Butz James J, Shiwlochan Devina G, Brown Kevin C, Prasad Alathady M, Murlimanju Bukkambudhi V, Viswanath Srikanteswara
Department of Anatomy, American University of Antigua College of Medicine, Coolidge, Antigua, West Indies.
Department of Anatomy, American University of Antigua College of Medicine, Coolidge, Antigua, West Indies ; Department of Anatomy, Melaka Manipal Medical College, Manipal University, Manipal, India.
Australas Med J. 2014 May 31;7(5):227-31. doi: 10.4066/AMJ.2014.2070. eCollection 2014.

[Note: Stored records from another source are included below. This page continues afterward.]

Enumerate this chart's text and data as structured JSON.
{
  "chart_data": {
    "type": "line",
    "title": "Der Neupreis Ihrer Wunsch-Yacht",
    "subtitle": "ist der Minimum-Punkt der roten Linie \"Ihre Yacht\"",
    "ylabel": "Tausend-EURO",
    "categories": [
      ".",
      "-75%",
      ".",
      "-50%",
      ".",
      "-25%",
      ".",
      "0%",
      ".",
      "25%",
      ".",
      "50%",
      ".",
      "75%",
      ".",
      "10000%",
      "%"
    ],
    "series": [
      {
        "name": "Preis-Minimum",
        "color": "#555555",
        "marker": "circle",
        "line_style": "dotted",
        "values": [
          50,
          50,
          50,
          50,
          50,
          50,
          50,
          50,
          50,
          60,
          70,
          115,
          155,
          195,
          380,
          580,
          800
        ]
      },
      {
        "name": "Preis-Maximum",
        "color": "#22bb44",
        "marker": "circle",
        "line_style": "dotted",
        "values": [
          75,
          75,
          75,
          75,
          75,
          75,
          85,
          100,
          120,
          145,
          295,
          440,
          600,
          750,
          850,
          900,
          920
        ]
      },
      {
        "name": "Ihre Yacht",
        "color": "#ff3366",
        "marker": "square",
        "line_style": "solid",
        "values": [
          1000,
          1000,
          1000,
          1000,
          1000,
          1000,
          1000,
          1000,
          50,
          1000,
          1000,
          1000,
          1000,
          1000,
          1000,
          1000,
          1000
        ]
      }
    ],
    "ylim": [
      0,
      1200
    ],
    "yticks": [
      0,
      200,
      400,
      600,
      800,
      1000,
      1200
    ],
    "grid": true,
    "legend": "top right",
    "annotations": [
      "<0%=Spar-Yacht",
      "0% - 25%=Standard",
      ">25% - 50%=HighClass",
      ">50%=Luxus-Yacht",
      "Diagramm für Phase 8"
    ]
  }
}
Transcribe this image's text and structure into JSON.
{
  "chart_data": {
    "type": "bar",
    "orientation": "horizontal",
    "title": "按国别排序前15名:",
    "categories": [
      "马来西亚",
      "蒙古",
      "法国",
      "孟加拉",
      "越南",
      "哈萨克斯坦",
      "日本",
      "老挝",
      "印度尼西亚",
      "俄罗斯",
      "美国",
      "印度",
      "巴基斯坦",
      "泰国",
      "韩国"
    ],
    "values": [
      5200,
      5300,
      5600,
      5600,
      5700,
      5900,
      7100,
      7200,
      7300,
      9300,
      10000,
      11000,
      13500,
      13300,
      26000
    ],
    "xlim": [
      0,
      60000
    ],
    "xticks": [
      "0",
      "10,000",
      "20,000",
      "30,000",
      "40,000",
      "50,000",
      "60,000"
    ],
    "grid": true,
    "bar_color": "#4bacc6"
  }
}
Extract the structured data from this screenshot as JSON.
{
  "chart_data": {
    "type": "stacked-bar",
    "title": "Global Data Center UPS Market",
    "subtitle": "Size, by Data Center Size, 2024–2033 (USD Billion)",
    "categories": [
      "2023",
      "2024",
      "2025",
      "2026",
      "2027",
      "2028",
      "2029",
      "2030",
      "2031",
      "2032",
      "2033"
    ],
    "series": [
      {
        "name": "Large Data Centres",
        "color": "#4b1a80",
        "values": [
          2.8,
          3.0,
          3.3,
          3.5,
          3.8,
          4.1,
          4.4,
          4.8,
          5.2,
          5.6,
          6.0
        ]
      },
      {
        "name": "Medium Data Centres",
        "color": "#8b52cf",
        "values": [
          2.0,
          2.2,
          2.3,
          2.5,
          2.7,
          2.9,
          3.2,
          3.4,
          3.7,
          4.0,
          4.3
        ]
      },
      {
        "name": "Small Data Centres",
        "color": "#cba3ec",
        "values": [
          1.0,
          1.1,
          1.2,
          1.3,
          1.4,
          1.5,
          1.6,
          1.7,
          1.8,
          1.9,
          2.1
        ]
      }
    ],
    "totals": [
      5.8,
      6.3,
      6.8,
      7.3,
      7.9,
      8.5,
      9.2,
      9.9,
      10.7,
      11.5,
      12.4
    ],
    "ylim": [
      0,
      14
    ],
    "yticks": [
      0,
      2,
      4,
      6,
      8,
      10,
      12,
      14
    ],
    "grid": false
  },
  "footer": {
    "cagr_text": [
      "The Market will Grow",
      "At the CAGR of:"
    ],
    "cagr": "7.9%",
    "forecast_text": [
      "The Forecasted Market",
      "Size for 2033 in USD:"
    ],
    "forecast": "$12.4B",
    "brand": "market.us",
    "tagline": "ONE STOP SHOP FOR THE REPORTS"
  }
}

During the routine dissection of upper limbs of a Caucasian male cadaver, variations were observed in the brachial plexus. In the right extremity, the lateral cord was piercing the coracobrachialis muscle. The musculocutaneous nerve and lateral root of the median nerve were observed to be branching inferior to the lower attachment of coracobrachialis muscle. The left extremity exhibited the passage of the median nerve through the flat tendon of the coracobrachialis muscle near its distal insertion into the medial surface of the body of humerus. A variation in the course and branching of the nerve might lead to variant or dual innervation of a muscle and, if inappropriately compressed, could result in a distal neuropathy. Identification of these variants of brachial plexus plays an especially important role in both clinical diagnosis and surgical practice.
在一具白种男性尸体上肢的常规解剖过程中,观察到臂丛神经存在变异。在右侧肢体,外侧束穿过肱二头肌短头。肌皮神经和正中神经外侧根在肱二头肌短头下附着点下方分支。左侧肢体显示正中神经在肱二头肌短头扁平肌腱靠近其远端插入肱骨体内侧表面处穿过。神经走行和分支的变异可能导致肌肉的变异或双重神经支配,若受到不适当压迫,可能导致远端神经病变。识别这些臂丛神经变异在临床诊断和外科手术实践中都起着尤为重要的作用。